Fig 1: Significance analysis of microarrays (SAM) identified 55 clones representing 54 genes that distinguished poor from good molecular treatment response when considering a false discovery rate of less than 5%. Each column represents 1 sample, each row 1 clone. Variation in expression is displayed as a variation in color. The color scale extends from 0.125- to 8.0-fold of the mean (-3 to 3 in log2 space), as indicated in the left lower corner. Gray represents data that were omitted because they were not well measured.

Based on our pilot data, we are now prospectively investigating in a large patient population of our ongoing trial whether gene expression profiling of initial leukemic samples by microarray technology can be used as an additional tool to further improve treatment stratification, especially within the HR-group of patients. We are also trying to find out whether there are common gene expression patterns of high risk ALL independent of the parameters used for stratification into the HR-group. An additional aim of our ongoing project is to further characterize genes which are correlated with treatment response and outcome, and to identify those which may be utilized for a specific targeted therapy.
Another important issue for our work is standardization of experimental proecedures. A fruitful cooperation exists with the cooperating groups within the NGFN performing gene expression analyses in childhood ALL, e.g. the group of C. Hagemeier, K. Seeger and W. D. Ludwig in Berlin and the group of A. Kulozik in Heidelberg. Together we developed standards in sample and RNA preparation, an indispensable pre-condition for the exchange of material. Furthermore, we are actively exchanging data to optimize our analyses.

Outlook
To define the molecular signatures of sensitivity or resistance in childhood ALL, we are currently validating our results in a prospective study with a large series of patients. In the future, gene expression profiling may eventually become a useful, clinically relevant tool for treatment stratification in the early course of childhood ALL and may contribute to an improvement in treatment outcome by defining the optimal therapy for each patient.
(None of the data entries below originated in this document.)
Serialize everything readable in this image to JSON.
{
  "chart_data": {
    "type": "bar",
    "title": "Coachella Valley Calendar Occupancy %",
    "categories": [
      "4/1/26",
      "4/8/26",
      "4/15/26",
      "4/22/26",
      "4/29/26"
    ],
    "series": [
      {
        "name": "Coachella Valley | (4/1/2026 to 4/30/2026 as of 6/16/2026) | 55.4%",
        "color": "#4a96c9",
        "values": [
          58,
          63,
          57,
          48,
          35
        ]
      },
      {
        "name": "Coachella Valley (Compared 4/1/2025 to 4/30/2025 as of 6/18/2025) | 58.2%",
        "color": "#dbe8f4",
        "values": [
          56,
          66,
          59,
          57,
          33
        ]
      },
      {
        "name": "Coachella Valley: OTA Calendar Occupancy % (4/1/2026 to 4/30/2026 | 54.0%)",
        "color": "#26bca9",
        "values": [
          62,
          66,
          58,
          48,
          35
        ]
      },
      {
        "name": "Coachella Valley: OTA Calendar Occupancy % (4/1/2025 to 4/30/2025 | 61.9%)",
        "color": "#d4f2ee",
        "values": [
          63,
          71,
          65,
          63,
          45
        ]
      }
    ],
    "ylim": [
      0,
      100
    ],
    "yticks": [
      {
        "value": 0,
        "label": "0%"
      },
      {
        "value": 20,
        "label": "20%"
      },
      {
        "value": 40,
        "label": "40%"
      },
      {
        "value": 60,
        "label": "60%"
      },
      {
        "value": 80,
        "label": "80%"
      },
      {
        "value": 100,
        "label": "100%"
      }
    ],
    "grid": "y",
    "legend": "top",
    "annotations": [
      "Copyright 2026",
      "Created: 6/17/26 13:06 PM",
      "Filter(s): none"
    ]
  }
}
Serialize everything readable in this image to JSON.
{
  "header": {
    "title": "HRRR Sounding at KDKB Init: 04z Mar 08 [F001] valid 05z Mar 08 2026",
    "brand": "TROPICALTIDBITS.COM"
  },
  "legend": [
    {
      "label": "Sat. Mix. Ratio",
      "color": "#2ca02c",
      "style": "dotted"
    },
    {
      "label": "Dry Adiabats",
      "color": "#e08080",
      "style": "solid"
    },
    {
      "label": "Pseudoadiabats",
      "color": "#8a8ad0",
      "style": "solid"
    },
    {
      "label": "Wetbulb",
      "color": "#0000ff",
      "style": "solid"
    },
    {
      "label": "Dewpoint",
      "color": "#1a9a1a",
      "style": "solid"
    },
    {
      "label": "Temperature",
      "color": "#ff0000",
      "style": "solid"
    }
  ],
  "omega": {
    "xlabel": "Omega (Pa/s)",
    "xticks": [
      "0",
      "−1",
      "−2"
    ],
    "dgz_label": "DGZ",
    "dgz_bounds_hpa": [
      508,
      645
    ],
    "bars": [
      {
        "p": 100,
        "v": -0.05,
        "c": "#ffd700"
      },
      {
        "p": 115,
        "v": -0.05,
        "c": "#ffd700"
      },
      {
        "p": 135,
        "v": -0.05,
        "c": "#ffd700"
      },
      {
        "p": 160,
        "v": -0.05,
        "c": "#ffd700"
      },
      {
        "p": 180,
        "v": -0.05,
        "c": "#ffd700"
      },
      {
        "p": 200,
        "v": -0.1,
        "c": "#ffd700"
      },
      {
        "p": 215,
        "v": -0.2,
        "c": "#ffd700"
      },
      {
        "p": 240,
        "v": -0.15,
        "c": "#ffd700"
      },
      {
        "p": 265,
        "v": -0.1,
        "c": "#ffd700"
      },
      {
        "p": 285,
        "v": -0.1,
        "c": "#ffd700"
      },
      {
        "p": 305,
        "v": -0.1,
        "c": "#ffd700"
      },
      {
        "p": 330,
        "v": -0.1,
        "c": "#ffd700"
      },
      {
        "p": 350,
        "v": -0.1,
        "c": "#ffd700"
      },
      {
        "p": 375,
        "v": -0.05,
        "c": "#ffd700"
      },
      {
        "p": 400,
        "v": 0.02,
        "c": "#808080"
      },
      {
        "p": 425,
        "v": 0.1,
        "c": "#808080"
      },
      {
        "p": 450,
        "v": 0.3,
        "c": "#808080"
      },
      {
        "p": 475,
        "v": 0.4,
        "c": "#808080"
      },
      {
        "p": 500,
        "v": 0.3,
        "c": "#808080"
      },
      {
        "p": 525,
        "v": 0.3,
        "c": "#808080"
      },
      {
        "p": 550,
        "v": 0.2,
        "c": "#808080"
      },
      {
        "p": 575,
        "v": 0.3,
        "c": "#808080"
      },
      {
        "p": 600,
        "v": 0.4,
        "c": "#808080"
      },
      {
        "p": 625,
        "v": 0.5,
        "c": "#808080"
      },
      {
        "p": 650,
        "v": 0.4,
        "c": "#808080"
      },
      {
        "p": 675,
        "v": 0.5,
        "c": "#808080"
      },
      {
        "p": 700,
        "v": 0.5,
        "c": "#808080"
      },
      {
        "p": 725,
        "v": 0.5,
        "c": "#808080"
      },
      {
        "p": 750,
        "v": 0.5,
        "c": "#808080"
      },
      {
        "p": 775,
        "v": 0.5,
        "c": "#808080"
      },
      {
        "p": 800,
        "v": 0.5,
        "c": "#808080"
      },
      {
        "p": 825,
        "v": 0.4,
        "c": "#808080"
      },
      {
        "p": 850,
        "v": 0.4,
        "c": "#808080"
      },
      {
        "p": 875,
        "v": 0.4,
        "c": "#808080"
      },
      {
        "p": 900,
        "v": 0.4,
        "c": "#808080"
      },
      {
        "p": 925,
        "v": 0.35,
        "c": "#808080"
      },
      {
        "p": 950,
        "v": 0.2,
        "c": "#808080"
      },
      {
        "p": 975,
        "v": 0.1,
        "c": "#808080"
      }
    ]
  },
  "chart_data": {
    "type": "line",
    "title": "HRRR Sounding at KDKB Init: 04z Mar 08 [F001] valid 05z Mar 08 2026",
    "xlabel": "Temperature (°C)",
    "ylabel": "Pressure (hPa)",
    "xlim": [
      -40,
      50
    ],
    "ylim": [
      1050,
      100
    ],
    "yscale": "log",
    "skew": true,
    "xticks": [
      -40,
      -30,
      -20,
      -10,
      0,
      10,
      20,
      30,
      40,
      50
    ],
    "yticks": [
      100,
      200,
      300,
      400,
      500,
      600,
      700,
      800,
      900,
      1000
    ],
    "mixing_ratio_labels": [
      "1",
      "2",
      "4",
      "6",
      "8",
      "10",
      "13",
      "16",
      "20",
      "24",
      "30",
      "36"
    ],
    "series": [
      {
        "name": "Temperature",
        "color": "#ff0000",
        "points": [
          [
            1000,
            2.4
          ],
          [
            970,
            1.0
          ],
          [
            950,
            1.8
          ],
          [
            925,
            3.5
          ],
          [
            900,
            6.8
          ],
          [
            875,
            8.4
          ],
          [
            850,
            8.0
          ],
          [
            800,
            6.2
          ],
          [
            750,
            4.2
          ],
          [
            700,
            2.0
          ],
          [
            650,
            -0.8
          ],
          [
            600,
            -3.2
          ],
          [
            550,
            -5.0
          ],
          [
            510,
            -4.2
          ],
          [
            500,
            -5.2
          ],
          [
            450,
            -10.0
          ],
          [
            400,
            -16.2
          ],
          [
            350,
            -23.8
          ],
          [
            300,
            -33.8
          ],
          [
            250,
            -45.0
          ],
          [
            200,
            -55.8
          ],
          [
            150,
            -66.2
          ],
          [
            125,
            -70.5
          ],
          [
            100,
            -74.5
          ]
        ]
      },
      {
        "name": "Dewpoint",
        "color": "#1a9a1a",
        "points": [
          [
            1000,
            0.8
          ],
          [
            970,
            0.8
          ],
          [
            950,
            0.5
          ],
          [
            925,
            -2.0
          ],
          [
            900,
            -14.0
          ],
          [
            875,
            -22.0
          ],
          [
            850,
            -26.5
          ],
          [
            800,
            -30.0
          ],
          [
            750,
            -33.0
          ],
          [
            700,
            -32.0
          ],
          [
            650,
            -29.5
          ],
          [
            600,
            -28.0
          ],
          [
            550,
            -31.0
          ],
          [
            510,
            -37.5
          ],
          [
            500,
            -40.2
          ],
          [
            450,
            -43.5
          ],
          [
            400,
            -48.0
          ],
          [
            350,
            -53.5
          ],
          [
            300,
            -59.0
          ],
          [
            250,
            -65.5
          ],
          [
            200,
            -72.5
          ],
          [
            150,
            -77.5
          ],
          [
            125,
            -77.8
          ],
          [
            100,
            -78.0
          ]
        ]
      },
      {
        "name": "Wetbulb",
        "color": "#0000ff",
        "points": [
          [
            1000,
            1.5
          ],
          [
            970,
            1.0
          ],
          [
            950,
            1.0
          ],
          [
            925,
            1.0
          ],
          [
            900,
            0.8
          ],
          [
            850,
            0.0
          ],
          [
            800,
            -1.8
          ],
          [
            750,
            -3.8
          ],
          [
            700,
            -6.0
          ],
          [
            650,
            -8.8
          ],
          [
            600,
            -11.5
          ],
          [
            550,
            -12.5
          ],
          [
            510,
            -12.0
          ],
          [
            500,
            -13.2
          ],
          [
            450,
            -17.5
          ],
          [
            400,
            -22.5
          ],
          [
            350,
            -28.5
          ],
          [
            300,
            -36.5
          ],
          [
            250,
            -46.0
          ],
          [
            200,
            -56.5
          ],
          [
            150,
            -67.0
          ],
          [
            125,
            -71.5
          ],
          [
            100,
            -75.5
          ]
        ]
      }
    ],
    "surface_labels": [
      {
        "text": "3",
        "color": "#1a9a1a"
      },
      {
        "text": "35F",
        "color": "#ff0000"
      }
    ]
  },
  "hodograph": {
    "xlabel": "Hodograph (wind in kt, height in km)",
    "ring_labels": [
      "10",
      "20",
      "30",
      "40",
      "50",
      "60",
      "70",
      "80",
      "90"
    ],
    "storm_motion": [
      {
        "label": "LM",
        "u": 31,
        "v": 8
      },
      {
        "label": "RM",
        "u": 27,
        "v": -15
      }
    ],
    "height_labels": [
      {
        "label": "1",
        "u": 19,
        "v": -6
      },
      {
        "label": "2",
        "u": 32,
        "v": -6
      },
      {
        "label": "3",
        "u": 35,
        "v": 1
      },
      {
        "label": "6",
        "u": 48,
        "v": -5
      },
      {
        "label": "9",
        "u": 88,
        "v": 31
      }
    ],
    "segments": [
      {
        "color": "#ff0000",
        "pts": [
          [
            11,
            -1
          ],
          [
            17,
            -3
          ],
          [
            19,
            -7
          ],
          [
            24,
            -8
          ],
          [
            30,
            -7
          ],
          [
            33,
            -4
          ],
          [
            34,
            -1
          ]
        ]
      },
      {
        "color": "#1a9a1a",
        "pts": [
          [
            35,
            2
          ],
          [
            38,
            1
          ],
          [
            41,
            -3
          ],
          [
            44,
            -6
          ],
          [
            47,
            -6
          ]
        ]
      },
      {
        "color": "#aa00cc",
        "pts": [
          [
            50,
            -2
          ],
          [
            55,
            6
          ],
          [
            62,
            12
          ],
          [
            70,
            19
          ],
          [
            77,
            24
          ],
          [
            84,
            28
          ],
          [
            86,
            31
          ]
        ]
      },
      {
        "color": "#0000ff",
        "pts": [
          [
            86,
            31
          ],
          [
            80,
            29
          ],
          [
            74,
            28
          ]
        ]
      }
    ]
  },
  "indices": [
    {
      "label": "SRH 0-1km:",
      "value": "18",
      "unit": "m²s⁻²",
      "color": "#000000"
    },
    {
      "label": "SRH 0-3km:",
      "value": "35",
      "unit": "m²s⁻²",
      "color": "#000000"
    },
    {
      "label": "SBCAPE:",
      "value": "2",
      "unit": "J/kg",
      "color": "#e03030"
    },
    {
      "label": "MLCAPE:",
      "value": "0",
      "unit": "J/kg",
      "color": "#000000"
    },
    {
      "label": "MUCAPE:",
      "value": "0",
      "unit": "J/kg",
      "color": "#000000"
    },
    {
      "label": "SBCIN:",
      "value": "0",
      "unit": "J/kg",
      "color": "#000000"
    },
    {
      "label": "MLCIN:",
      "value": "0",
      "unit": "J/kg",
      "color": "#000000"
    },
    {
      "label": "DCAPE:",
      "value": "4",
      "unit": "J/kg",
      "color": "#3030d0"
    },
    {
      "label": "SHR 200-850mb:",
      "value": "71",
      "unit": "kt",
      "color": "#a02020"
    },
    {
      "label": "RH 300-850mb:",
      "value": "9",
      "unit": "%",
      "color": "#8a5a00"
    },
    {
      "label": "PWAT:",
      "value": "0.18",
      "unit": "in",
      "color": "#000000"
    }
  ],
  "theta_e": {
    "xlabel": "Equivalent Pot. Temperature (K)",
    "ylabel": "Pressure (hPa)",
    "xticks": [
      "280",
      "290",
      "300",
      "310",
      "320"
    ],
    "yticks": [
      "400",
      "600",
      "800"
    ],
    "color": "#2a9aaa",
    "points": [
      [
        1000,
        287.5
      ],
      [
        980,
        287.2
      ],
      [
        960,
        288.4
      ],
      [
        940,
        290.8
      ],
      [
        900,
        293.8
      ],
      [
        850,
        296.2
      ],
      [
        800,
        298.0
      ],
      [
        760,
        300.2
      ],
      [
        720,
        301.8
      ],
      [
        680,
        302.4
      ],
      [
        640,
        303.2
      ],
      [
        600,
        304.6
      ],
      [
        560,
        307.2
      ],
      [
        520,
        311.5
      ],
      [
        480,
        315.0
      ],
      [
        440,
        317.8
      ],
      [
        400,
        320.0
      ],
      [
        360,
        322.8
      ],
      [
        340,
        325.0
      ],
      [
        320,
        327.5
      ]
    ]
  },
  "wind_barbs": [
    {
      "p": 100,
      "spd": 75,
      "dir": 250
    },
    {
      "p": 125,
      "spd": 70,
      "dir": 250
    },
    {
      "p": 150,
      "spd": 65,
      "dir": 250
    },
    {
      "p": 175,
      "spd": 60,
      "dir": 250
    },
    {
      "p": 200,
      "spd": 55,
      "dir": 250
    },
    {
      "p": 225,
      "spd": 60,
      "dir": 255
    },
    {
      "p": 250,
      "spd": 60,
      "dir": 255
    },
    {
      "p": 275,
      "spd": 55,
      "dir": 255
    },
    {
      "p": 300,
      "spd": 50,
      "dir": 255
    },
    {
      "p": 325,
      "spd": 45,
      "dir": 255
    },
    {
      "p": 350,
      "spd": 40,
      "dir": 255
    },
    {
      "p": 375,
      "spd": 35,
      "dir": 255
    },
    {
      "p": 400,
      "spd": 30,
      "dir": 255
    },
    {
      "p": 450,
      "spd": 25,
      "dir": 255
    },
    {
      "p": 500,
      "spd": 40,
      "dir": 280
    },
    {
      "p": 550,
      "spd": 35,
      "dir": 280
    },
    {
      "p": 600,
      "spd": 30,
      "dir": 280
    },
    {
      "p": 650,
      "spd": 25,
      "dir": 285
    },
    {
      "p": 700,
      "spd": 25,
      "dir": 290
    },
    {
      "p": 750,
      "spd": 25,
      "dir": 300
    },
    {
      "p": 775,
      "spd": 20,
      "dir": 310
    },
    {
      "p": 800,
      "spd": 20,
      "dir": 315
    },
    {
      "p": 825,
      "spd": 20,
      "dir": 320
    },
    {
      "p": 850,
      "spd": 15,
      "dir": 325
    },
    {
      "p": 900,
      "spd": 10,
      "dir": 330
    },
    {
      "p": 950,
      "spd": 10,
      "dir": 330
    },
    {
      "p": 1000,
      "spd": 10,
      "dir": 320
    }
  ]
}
Lit.: 1. Schrappe M, Camitta B, Pui CH, Eden T, Gaynon P, Gustafsson G, et al. Long-term results of large prospective trials in childhood acute lymphoblastic leukemia. Leukemia 2000;14(12):2193-4. 2. Fine BM, Stanulla M, Schrappe M, Ho M, Viehmann S, Harbott J, Boxer LM. Gene expression patterns associated with recurrent chromosomal translocations in acute lymphoblastic leukemia. Blood 2004;103(3):1043-9. 3. Cario G, Stanulla M, Fine BM, Teuffel O, Neuhoff NV, Schrauder A, Flohr T, Schafer BW, Bartram CR, Welte K, Schlegelberger B, Schrappe M. Distinct gene expression profiles determine molecular treatment response in childhood acute lymphoblastic leukemia. Blood 2005;105(2):821-6.